Uncontrollable Risk Factors
- Personal history of stroke
- Family history of stroke
- Heart disease, especially atrial fibrillation
Controllable Risk Factors
- Hypertension (High Blood Pressure)
- Hypercholesterolemia (High Cholesterol)
- Excessive alcohol intake
The most important thing you can do is to get your blood pressure checked and treated if it is high. The following addresses the most common modifiable risk factors for stroke.
Known as the silent killer, high blood pressure, or hypertension, is the single leading cause of stroke. Hypertension is a chronic disorder, which can often be easily managed with dietary changes and medication. It is however, not curable. It requires a lifetime of management in order to control its negative affects. High blood pressure directly damages the blood vessels and overworks the heart, leading to many complications, including stroke.
If you have been diagnosed with hypertension follow your doctor’s advise. Following the dietary guidelines, such as a low salt, low fat diet, will go a long way in helping you control your blood pressure. Establishing an exercise plan that you are able to complete will also be of benefit. If you have been given a medication to lower your blood pressure it is extremely important that you take the medication as prescribed.

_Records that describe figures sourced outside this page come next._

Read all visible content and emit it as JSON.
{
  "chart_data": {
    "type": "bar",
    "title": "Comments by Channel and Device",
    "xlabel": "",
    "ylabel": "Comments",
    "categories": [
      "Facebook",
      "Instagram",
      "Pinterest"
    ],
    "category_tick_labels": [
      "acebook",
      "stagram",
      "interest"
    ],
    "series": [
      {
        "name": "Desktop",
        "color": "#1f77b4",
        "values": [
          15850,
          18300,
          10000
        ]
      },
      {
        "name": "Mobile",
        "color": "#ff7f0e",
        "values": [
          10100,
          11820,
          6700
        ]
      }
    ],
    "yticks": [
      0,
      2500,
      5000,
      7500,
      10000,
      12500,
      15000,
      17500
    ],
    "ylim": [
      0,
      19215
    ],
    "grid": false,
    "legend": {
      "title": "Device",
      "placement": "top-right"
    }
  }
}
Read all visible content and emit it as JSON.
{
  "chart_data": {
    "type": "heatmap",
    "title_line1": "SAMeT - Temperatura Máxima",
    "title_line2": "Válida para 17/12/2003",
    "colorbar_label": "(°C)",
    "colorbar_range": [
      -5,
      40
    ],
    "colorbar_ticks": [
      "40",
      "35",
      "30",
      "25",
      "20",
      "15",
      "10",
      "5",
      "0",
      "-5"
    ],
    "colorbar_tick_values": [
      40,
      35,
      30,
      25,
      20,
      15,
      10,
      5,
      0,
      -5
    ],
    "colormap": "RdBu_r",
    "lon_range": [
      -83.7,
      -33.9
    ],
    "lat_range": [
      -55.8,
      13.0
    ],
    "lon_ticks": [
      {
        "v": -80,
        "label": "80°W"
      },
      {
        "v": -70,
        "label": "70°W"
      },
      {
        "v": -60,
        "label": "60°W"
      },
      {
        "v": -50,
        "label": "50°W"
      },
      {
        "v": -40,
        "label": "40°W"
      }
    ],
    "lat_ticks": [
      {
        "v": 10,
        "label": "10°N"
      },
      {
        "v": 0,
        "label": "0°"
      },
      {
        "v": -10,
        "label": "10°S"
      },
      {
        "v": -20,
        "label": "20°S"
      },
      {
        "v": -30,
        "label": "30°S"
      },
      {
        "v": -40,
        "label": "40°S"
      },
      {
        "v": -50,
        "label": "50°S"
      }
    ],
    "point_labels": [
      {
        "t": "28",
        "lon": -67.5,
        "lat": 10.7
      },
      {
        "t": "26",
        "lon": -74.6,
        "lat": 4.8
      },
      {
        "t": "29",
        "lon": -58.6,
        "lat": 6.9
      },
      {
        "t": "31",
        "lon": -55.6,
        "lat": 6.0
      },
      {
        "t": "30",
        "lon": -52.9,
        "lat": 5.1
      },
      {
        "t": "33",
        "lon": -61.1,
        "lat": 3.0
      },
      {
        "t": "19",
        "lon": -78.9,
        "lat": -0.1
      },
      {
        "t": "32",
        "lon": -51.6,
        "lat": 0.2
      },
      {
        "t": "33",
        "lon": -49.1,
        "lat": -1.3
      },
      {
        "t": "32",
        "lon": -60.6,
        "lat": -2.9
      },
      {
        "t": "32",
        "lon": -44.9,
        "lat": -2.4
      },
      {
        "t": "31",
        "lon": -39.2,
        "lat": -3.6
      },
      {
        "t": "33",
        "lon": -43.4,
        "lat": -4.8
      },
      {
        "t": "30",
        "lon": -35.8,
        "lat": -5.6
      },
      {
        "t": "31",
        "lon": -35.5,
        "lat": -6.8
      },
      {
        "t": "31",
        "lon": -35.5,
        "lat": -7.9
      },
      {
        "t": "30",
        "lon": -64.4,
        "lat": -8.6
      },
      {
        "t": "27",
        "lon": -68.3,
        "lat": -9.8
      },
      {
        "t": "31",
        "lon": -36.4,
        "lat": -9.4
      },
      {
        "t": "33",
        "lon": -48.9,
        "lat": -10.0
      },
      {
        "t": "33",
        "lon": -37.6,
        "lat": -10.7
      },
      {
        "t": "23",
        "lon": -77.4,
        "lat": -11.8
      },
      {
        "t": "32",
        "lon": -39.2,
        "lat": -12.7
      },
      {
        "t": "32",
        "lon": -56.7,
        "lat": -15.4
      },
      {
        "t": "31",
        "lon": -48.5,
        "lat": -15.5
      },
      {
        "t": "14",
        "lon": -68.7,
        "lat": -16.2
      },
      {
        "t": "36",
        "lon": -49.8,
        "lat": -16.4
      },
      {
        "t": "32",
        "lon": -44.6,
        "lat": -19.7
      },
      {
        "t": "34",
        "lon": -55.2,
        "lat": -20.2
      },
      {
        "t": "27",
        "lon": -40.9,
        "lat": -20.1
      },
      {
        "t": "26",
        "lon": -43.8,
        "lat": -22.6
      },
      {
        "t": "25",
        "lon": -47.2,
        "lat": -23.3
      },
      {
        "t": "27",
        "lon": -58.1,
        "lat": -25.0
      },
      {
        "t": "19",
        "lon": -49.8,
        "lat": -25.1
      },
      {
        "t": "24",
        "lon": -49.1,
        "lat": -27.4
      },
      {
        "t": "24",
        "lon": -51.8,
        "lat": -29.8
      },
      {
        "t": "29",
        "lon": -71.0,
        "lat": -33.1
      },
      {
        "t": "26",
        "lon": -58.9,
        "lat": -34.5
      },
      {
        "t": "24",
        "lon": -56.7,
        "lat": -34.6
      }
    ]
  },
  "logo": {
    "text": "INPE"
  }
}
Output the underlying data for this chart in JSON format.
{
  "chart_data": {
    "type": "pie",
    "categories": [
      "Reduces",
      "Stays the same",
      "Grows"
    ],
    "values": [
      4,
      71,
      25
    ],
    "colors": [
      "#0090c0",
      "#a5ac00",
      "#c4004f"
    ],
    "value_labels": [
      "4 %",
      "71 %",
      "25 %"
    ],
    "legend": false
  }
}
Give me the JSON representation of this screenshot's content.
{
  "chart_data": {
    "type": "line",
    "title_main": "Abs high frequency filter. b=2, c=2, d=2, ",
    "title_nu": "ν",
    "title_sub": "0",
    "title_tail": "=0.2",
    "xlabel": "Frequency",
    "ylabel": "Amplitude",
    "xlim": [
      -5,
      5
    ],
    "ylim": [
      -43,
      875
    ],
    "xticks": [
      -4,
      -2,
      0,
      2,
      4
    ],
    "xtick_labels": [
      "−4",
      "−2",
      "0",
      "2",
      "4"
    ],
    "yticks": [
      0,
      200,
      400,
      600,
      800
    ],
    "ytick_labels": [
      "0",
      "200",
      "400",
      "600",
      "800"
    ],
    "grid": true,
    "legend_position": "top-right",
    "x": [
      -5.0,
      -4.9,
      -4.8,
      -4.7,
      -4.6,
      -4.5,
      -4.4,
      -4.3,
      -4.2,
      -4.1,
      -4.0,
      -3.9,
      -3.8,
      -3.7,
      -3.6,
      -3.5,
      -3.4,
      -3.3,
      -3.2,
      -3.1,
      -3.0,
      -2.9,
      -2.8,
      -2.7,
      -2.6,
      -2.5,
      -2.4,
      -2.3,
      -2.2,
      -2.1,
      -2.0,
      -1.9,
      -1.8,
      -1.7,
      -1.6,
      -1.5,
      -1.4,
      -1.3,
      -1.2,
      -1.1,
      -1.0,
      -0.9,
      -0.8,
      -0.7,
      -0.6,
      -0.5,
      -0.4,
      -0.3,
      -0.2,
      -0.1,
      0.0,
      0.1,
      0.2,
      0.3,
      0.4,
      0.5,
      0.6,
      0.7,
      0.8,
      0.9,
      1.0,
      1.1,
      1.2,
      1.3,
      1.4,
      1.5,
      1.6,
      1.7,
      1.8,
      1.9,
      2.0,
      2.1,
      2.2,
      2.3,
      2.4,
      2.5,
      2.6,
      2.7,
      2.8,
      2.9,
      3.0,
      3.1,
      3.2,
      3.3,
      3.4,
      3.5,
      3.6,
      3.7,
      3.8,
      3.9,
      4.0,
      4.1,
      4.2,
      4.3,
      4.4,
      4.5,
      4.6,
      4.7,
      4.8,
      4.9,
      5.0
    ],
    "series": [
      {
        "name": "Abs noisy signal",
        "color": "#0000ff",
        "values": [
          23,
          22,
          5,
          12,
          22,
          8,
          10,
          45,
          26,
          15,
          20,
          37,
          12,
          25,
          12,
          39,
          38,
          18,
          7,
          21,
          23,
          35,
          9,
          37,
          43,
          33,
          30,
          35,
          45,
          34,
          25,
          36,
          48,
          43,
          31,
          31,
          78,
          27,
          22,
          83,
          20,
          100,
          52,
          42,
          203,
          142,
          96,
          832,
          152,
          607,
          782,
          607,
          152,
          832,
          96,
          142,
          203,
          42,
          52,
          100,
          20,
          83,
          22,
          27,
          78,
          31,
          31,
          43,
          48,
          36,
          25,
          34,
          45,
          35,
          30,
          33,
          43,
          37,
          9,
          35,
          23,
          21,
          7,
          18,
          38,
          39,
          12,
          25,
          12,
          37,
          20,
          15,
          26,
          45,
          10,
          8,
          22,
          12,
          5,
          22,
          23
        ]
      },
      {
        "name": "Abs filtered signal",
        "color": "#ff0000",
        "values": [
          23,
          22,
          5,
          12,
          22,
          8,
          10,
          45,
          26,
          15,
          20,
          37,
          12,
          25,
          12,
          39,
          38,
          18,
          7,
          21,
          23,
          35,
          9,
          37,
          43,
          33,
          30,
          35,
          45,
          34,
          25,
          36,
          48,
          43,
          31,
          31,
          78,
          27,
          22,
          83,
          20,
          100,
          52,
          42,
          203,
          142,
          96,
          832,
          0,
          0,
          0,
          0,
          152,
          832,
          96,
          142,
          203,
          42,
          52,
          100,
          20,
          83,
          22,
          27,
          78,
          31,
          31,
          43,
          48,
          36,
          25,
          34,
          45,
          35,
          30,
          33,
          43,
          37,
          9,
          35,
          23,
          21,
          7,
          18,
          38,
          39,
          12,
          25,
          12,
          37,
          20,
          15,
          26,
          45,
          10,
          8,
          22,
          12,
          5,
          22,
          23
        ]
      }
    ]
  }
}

Like hypertension, diabetes mellitus is a controllable, but not curable, chronic disease. In diabetes either your pancreas does not produce enough insulin (or sometimes none at all) or your body is unable to use the insulin your pancreas makes.
Diabetes has both modifiable and nonmodifiable characteristics. All people who have diabetes, whether or not they have good sugar control, are somewhat at risk. Diabetes can often cause damage to the inside of blood vessels, causing the lining to become rough, not smooth as it is normally. This irregular surface increases the likelihood of a build up of plaque and or platelets (blood products), which can then block the blood vessels. The better the control of your blood sugar, the less the risk of stroke. Therefore, it is very, very important that you follow your prescribed diet or meal plan and that you take the medication prescribed for you. If you have never seen a diabetes educator, let the stroke team know. We can arrange for you to have an appointment with the educator. This person can discuss all the important elements of diabetes control.
Hypercholesterolemia (High Cholesterol)
Having an elevation of lipids (fats) in your system goes a long way in increasing your risk for stroke.
Cholesterol, particularly the LDL (bad cholesterol) builds up in the walls of the blood vessels in your brain, and elsewhere in your body much like wax can build up on a kitchen floor. When this buildup occurs, the blood flow to the area of the brain that the affected blood vessel is supplies is reduced. When the blockage reaches a certain level, a stroke can occur. Much like hypertension, and diabetes, managing your cholesterol is done through dietary changes and possibly medication. If you have been prescribed a diet to control your cholesterol level, be sure you are following the guidelines correctly. Even if you are on medication to reduce your cholesterol, you still need to mange your diet appropriately. The medications will not work if you eat a high fat, high cholesterol diet. A nutritionist is available to guide you with meal planning and making the necessary changes in your eating habits.
Have your cholesterol levels checked and know the numbers. It is important to know not only the total cholesterol level but the HDL and LDL levels as well. HDL (the good cholesterol) actually helps clean out your vessels. LDL (the bad cholesterol) helps to block the arteries. All these levels are drawn routinely on all of our patients and we will make those available to you.
It is a well know fact that smoking puts us at risk for many diseases. Many people don’t think about smoking and stroke but smoking indeed can increase your chances of having a stroke. Smoking again causes direct damage to the blood vessels and can increase the possibility of blockage occurring in the brain’s blood vessels. If you need help with stopping, let one of the stroke team members know. We will work with you to develop the best “stop smoking” program for you.